俺様パイロットは契約妻を容赦なく溺愛する【極上悪魔なスパダリシリーズ】


 しかし空港に向けて降下しようというとき、旋回していないにもかかわらず機体の傾きが大きくなっていると計器を見て気づく。


「キャプテン、機体が左に傾いています」


 すぐに報告すると、はっとした様子の真柴さんは傾きを修正するも、苦虫を潰したような顔を見せる。


「くそ……バーディゴか、こんなときに」


 悔しそうに呟かれ、やはりそうかと俺も眉根を寄せた。

〝バーディゴ〟とは空間識失調のことであり、上下の平衡感覚が狂ってしまう状態をいう。

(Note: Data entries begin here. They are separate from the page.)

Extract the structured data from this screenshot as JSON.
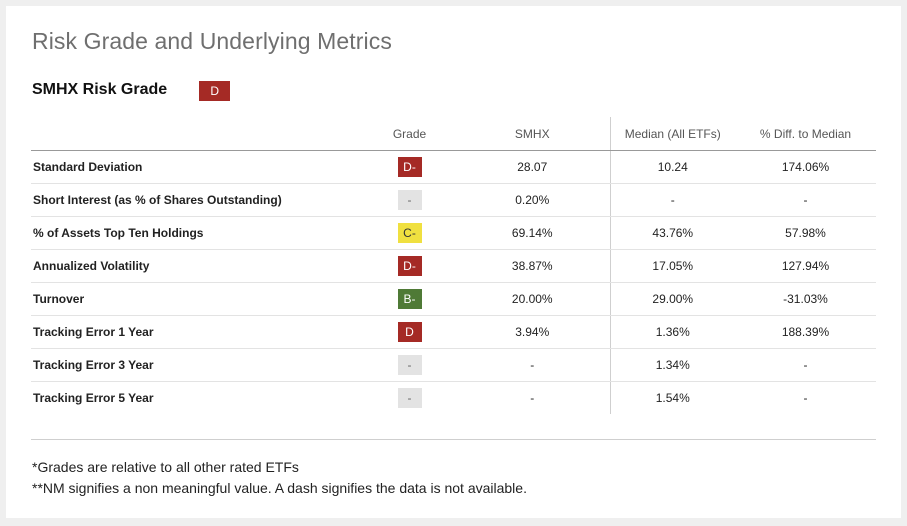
{
  "title": "Risk Grade and Underlying Metrics",
  "risk_grade": {
    "label": "SMHX Risk Grade",
    "grade": "D"
  },
  "table": {
    "headers": [
      "",
      "Grade",
      "SMHX",
      "Median (All ETFs)",
      "% Diff. to Median"
    ],
    "rows": [
      {
        "metric": "Standard Deviation",
        "grade": "D-",
        "grade_color": "#a52a25",
        "smhx": "28.07",
        "median": "10.24",
        "diff": "174.06%"
      },
      {
        "metric": "Short Interest (as % of Shares Outstanding)",
        "grade": "-",
        "grade_color": "#e3e3e3",
        "smhx": "0.20%",
        "median": "-",
        "diff": "-"
      },
      {
        "metric": "% of Assets Top Ten Holdings",
        "grade": "C-",
        "grade_color": "#f0e040",
        "smhx": "69.14%",
        "median": "43.76%",
        "diff": "57.98%"
      },
      {
        "metric": "Annualized Volatility",
        "grade": "D-",
        "grade_color": "#a52a25",
        "smhx": "38.87%",
        "median": "17.05%",
        "diff": "127.94%"
      },
      {
        "metric": "Turnover",
        "grade": "B-",
        "grade_color": "#4f7a36",
        "smhx": "20.00%",
        "median": "29.00%",
        "diff": "-31.03%"
      },
      {
        "metric": "Tracking Error 1 Year",
        "grade": "D",
        "grade_color": "#a52a25",
        "smhx": "3.94%",
        "median": "1.36%",
        "diff": "188.39%"
      },
      {
        "metric": "Tracking Error 3 Year",
        "grade": "-",
        "grade_color": "#e3e3e3",
        "smhx": "-",
        "median": "1.34%",
        "diff": "-"
      },
      {
        "metric": "Tracking Error 5 Year",
        "grade": "-",
        "grade_color": "#e3e3e3",
        "smhx": "-",
        "median": "1.54%",
        "diff": "-"
      }
    ]
  },
  "notes": [
    "*Grades are relative to all other rated ETFs",
    "**NM signifies a non meaningful value. A dash signifies the data is not available."
  ]
}
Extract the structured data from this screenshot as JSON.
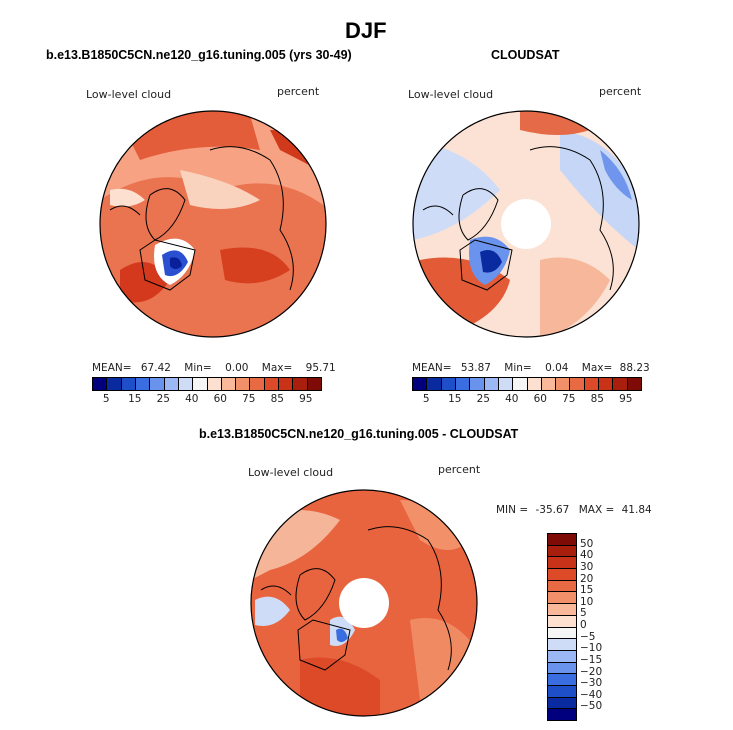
{
  "chart_data": {
    "type": "heatmap",
    "title": "DJF",
    "panels": [
      {
        "id": "model",
        "subtitle": "b.e13.B1850C5CN.ne120_g16.tuning.005 (yrs 30-49)",
        "variable": "Low-level cloud",
        "units": "percent",
        "stats": {
          "mean_label": "MEAN=",
          "mean": "67.42",
          "min_label": "Min=",
          "min": "0.00",
          "max_label": "Max=",
          "max": "95.71"
        },
        "colorbar_ticks": [
          "5",
          "15",
          "25",
          "40",
          "60",
          "75",
          "85",
          "95"
        ],
        "colorbar_colors": [
          "#00007f",
          "#0a2aa0",
          "#1f4fc8",
          "#3a6ee0",
          "#6a93ee",
          "#9cb8f4",
          "#cfdcf8",
          "#f5f5f5",
          "#fde0d0",
          "#f9b89a",
          "#f2906a",
          "#e86a45",
          "#dc4a28",
          "#c83218",
          "#a81f0e",
          "#7e0b05"
        ],
        "polar_hole": false
      },
      {
        "id": "obs",
        "subtitle": "CLOUDSAT",
        "variable": "Low-level cloud",
        "units": "percent",
        "stats": {
          "mean_label": "MEAN=",
          "mean": "53.87",
          "min_label": "Min=",
          "min": "0.04",
          "max_label": "Max=",
          "max": "88.23"
        },
        "colorbar_ticks": [
          "5",
          "15",
          "25",
          "40",
          "60",
          "75",
          "85",
          "95"
        ],
        "colorbar_colors": [
          "#00007f",
          "#0a2aa0",
          "#1f4fc8",
          "#3a6ee0",
          "#6a93ee",
          "#9cb8f4",
          "#cfdcf8",
          "#f5f5f5",
          "#fde0d0",
          "#f9b89a",
          "#f2906a",
          "#e86a45",
          "#dc4a28",
          "#c83218",
          "#a81f0e",
          "#7e0b05"
        ],
        "polar_hole": true
      },
      {
        "id": "diff",
        "subtitle": "b.e13.B1850C5CN.ne120_g16.tuning.005 - CLOUDSAT",
        "variable": "Low-level cloud",
        "units": "percent",
        "stats": {
          "min_label": "MIN =",
          "min": "-35.67",
          "max_label": "MAX =",
          "max": "41.84"
        },
        "colorbar_ticks": [
          "50",
          "40",
          "30",
          "20",
          "15",
          "10",
          "5",
          "0",
          "−5",
          "−10",
          "−15",
          "−20",
          "−30",
          "−40",
          "−50"
        ],
        "colorbar_colors": [
          "#7e0b05",
          "#a81f0e",
          "#c83218",
          "#dc4a28",
          "#e86a45",
          "#f2906a",
          "#f9b89a",
          "#fde0d0",
          "#f5f5f5",
          "#cfdcf8",
          "#9cb8f4",
          "#6a93ee",
          "#3a6ee0",
          "#1f4fc8",
          "#0a2aa0",
          "#00007f"
        ],
        "polar_hole": true
      }
    ]
  }
}
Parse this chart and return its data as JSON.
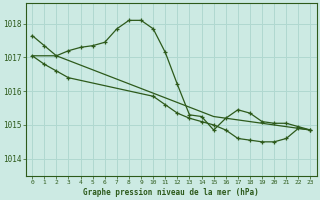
{
  "bg_color": "#cceae3",
  "grid_color": "#b0d8d0",
  "line_color": "#2d5a1b",
  "title": "Graphe pression niveau de la mer (hPa)",
  "xlim": [
    -0.5,
    23.5
  ],
  "ylim": [
    1013.5,
    1018.6
  ],
  "yticks": [
    1014,
    1015,
    1016,
    1017,
    1018
  ],
  "xticks": [
    0,
    1,
    2,
    3,
    4,
    5,
    6,
    7,
    8,
    9,
    10,
    11,
    12,
    13,
    14,
    15,
    16,
    17,
    18,
    19,
    20,
    21,
    22,
    23
  ],
  "series1_x": [
    0,
    1,
    2,
    3,
    4,
    5,
    6,
    7,
    8,
    9,
    10,
    11,
    12,
    13,
    14,
    15,
    16,
    17,
    18,
    19,
    20,
    21,
    22,
    23
  ],
  "series1_y": [
    1017.65,
    1017.35,
    1017.05,
    1017.2,
    1017.3,
    1017.35,
    1017.45,
    1017.85,
    1018.1,
    1018.1,
    1017.85,
    1017.15,
    1016.2,
    1015.3,
    1015.25,
    1014.85,
    1015.2,
    1015.45,
    1015.35,
    1015.1,
    1015.05,
    1015.05,
    1014.95,
    1014.85
  ],
  "series2_x": [
    0,
    2,
    15,
    23
  ],
  "series2_y": [
    1017.05,
    1017.05,
    1015.25,
    1014.85
  ],
  "series3_x": [
    0,
    1,
    2,
    3,
    10,
    11,
    12,
    13,
    14,
    15,
    16,
    17,
    18,
    19,
    20,
    21,
    22,
    23
  ],
  "series3_y": [
    1017.05,
    1016.8,
    1016.6,
    1016.4,
    1015.85,
    1015.6,
    1015.35,
    1015.2,
    1015.1,
    1015.0,
    1014.85,
    1014.6,
    1014.55,
    1014.5,
    1014.5,
    1014.6,
    1014.9,
    1014.85
  ]
}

ぐるぐる回るとまっすぐ歩けなくなる、あの状態に近い。

 雲や霧の中、夜間の飛行など視界不良の際に突然起こるもので、ベテランパイロットでも誰でもなる可能性がある。

 これに陥ったとき、自分の感覚は無視し、計器を信じて操縦する対処法もある。しかし、これはとても恐ろしいことだ。

 墜落するのではと感じる状況が実際には正しいため、〝万が一計器が間違っていたら死ぬ〟と思いながら操作しなければならないのだから。

 バーディゴは時間が経てば自然に治るものだが、視界不良は滑走路付近まで続くだろう。もうすぐ着陸態勢に入る今、回復を待ってはいられない。